Parade is a sprawling musical tragedy based on the unpleasant history from Atlanta and Marietta, Georgia. Alfred Uhry recorded the history he received. It is reported that his mother knew Lucille Frank, the tragic widow/heroine of the work. Writing some 75 years after the 1913-1915 events, in New York and with the context of the American Civil Rights Movement, the fundamental intolerance of racism, antisemitism, and longer-term recollection of the Civil War as a time that brought northerners as marauding soldiers and sophisticated businessmen as Georgia's struggled to rebuild before it became a musical in 1998.
The case of Leo Frank has at times been eclipsed in the popular imagination. It is one of several incidents that shaped my identity as I learned of them. In the 1950s, Meyer Levin’s “Compulsion”—based on the senseless kidnap/murder of Bobby Franks by Leopold and Loeb, marred the self-image of 1920s Jewish Chicago, from whose elite families all three were born into. (a personal bias here, Bobby Franks and I share common antecedents; his great-grandfather was my grandmother’s grandfather).
I was barely more than 10 when I covertly read Levin’s work. Later, more was popularized about the evil doings of the two intellectually gifted, socially privileged men, both of whom spent years in prison. Loeb was murdered by another inmate, while Leopold was paroled in 1958. Their story became the 1959 film Compulsion; Leopold was deeply involved in his own atonement, especially in Puerto Rico, until his death in 1971.
I raise these two histories together for their deep differences. Leo Frank and Bobby Franks were not relatives; nor were their destinies connected in a direct manner. Yet both untimely deaths share a senselessness, a needlessness, that is too frequently concomitant to sensational cases that seem to regularly dominate the news feeds. They shared innocence, vulnerability, and Jewish identity.
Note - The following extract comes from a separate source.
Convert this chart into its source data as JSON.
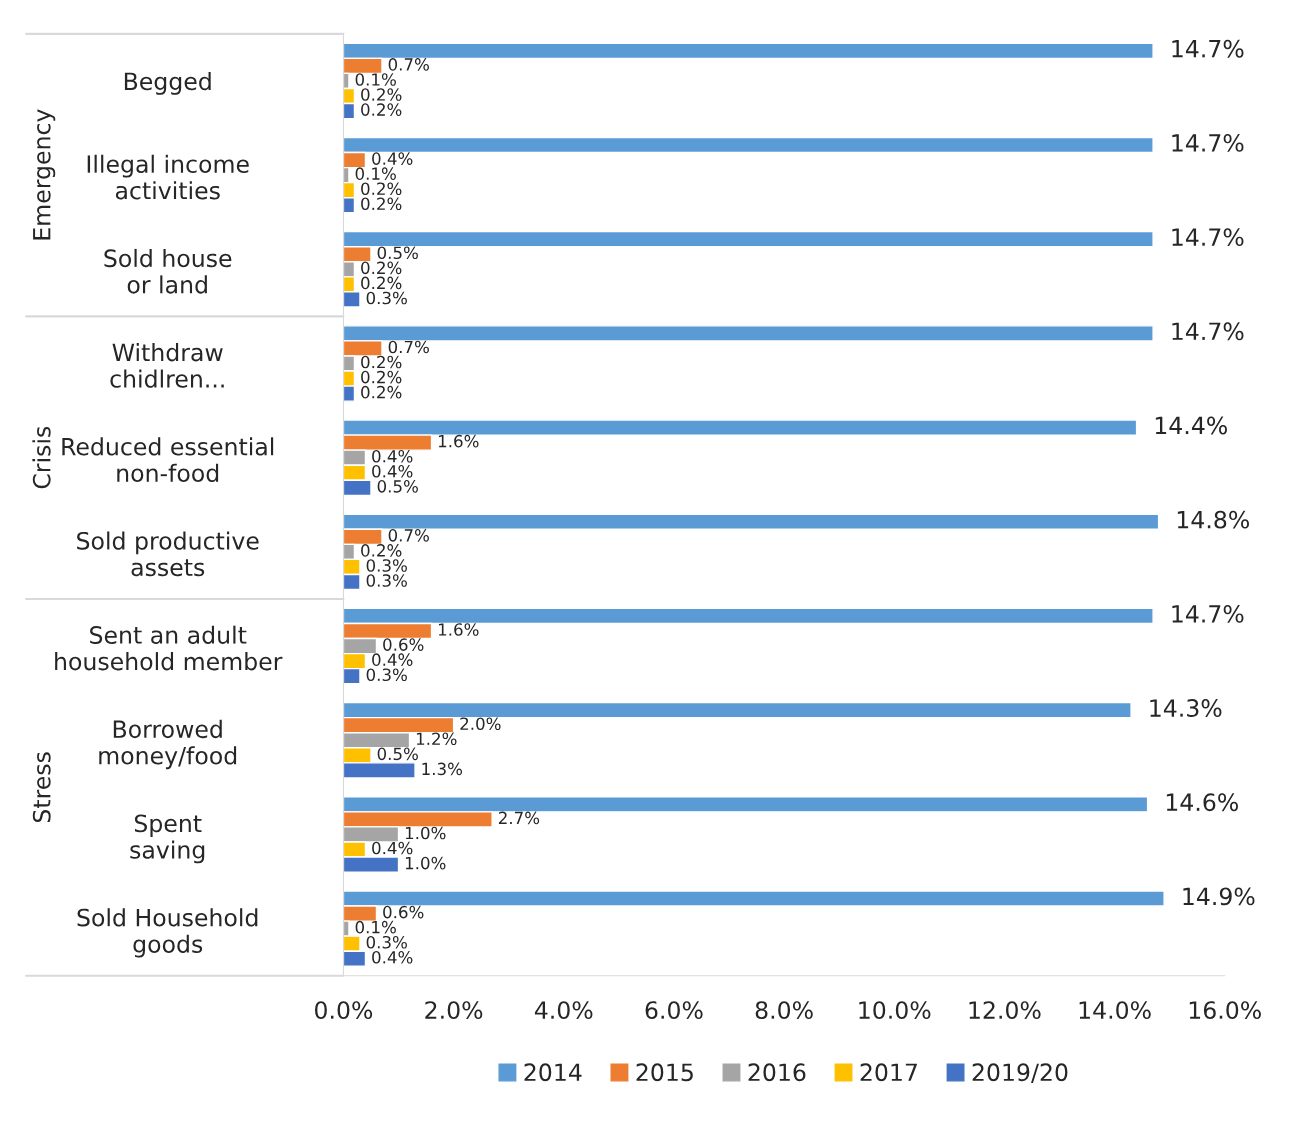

It is the response of the general community that differentiates between Atlanta 1913 and Chicago 1924. For Leopold and Loeb, the evidence of a pair of prescription eyeglasses proved their deed. Leo Franks, though exonerated in 1986, suffered by the lack of evidence.
I am not alone in being convinced of his innocence. Seeing him brought to life this year is a sharp call: bad intentions carry a price.
In Leviticus 19:18 we read:
וְאָֽהַבְתָּ֥ לְרֵעֲךָ֖ כָּמ֑וֹךָ אֲנִ֖י יְהֹוָֽה׃
Love your neighbor as yourself: I am Adonai.
The failure of that neighborly concern for Leo Frank sealed his destruction. The failure of the courts to protect him, and the often-duplicated parallels through the century since then, confirm the evil of untruth. Let us be active in the pursuit of justice.